An 85-year-old white male truck driver presented with a skin lesion on his left upper arm, approximately 5 cm above the elbow. He had noticed the lesion approximately 2 months ago as it slowly enlarged and became tender. The lesion often got caught in his sleeve and subsequently bled. He is a former smoker, and he has a history of renal cell carcinoma.
Physical examination revealed a 1.7 × 1.5-cm, red-yellow, raised, crusted nodule with central scaling on the lateral left upper arm. The lesion was tender upon palpation, without any discharge. The rest of the physical examination findings showed a fair-skinned man with areas of blotchy hyperpigmentation over sun-exposed areas.
Answer: Squamous cell carcinomaSee the full case at Consultant360
Given the patient’s history and physical examination findings, this lesion was suspicious for squamous cell carcinoma (SCC).
The patient underwent a wide local excision that included 5-mm margins. Biopsy results confirmed the diagnosis of SCC, without involvement of the deep margins, thus requiring no further surgical or medical intervention. The patient tolerated the procedure well, and his case was followed up on a routine basis after the procedure.
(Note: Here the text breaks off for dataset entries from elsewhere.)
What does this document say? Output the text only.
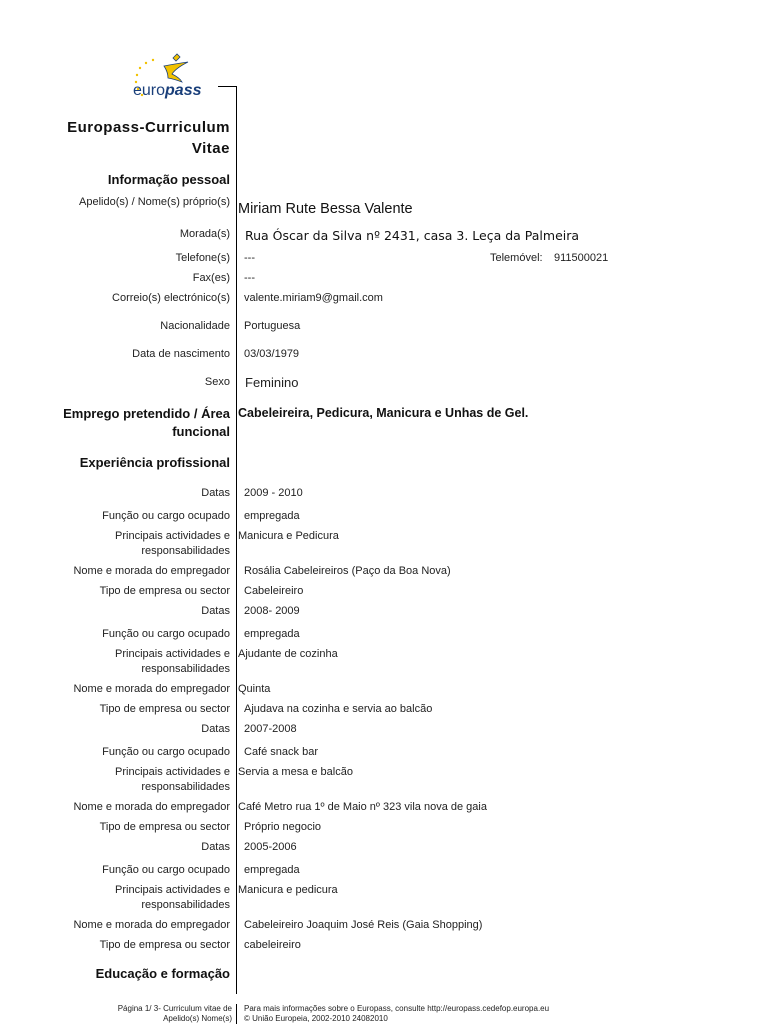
europass
Europass-Curriculum
Vitae
Informação pessoal
Apelido(s) / Nome(s) próprio(s) Miriam Rute Bessa Valente
Morada(s) Rua Óscar da Silva nº 2431, casa 3. Leça da Palmeira
Telefone(s) ---	Telemóvel: 911500021
Fax(es) ---
Correio(s) electrónico(s) valente.miriam9@gmail.com
Nacionalidade Portuguesa
Data de nascimento 03/03/1979
Sexo Feminino
Emprego pretendido / Área
funcional
Cabeleireira, Pedicura, Manicura e Unhas de Gel.
Experiência profissional
Datas 2009 - 2010
Função ou cargo ocupado empregada
Principais actividades e
responsabilidades
Manicura e Pedicura
Nome e morada do empregador Rosália Cabeleireiros (Paço da Boa Nova)
Tipo de empresa ou sector Cabeleireiro
Datas 2008- 2009
Função ou cargo ocupado empregada
Principais actividades e
responsabilidades
Ajudante de cozinha
Nome e morada do empregador Quinta
Tipo de empresa ou sector Ajudava na cozinha e servia ao balcão
Datas 2007-2008
Função ou cargo ocupado Café snack bar
Principais actividades e
responsabilidades
Servia a mesa e balcão
Nome e morada do empregador Café Metro rua 1º de Maio nº 323 vila nova de gaia
Tipo de empresa ou sector Próprio negocio
Datas 2005-2006
Função ou cargo ocupado empregada
Principais actividades e
responsabilidades
Manicura e pedicura
Nome e morada do empregador Cabeleireiro Joaquim José Reis (Gaia Shopping)
Tipo de empresa ou sector cabeleireiro
Educação e formação
Página 1/ 3- Curriculum vitae de
Apelido(s) Nome(s)
Para mais informações sobre o Europass, consulte http://europass.cedefop.europa.eu
© União Europeia, 2002-2010 24082010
Cutaneous SCC is an invasive, primary cutaneous malignancy arising from keratinocytes of the skin and mucosal surfaces.1 It is caused by skin damage due to UV radiation exposure that leads to neoplastic transformation of epidermal keratinocytes. It is most commonly found on the back of the hands, the forearms, and other sun-exposed areas.
White patients with fair skin are at greatest risk. The most common risk factor is exposure to UV radiation. Other risk factors include tobacco exposure, hydrocarbons exposure, burns, chronic inflammation, chronic infections, immunosuppression, and a personal or family history of skin cancer. Men are affected at a 2 to 1 ratio.2 It is much more common in patients older than 60 years. It is the second most common skin cancer in the United States, with more than 100,000 new US cases of primary SCC diagnosed each year.1
Patients usually present with a nonhealing skin lesion on sun-exposed areas that is hard, scaly and usually bleeds with minimal trauma.2 Lesions may enlarge and become tender over a period of a few weeks to months. They may be over sun-damaged skin with freckled hyperpigmentation, atrophy, and telangiectasia. Typical lesions that go untreated develop into a firm red nodule, with a necrotic crusted lesion.1
Definitive diagnosis and staging are made via biopsy with histopathologic assessment. Treatment involves wide local excision that includes 4-6 mm of margins.3 At sites where tissue sparing is important, Mohs micrographic surgery may be utilized. Electrodessication, curettage, cryotherapy, and radiotherapy can also be used in certain situations. Once diagnosed and treated, it is important that patients have follow-up visits at regular intervals.
1. Squamous cell carcinoma. In: Habif TP, Campbell JL Jr, Chapman MS, Dinulos JG, Zug KA. Skin Disease Diagnosis and Treatment. 3rd ed. Philadelphia, PA: Saunders Elsevier; 2011:483-487.
2. Cutaneous squamous cell carcinoma. DynaMed Plus. https://www.dynamed.com/topics/dmp~AN~T116909/Cutaneous-squamous-cell-carcinoma. Updated October 28, 2016. Accessed November 8, 2016.
3. Emer JJ, Waldorf HA. Squamous cell carcinoma. In: Lebwohl MG, Heymann WR, Berth-Jones J, Coulson I, eds. Treatment of Skin Disease: Comprehensive Therapeutic Strategies. 4th ed. Philadelphia, PA: Saunders Elsevier; 2014:718-722.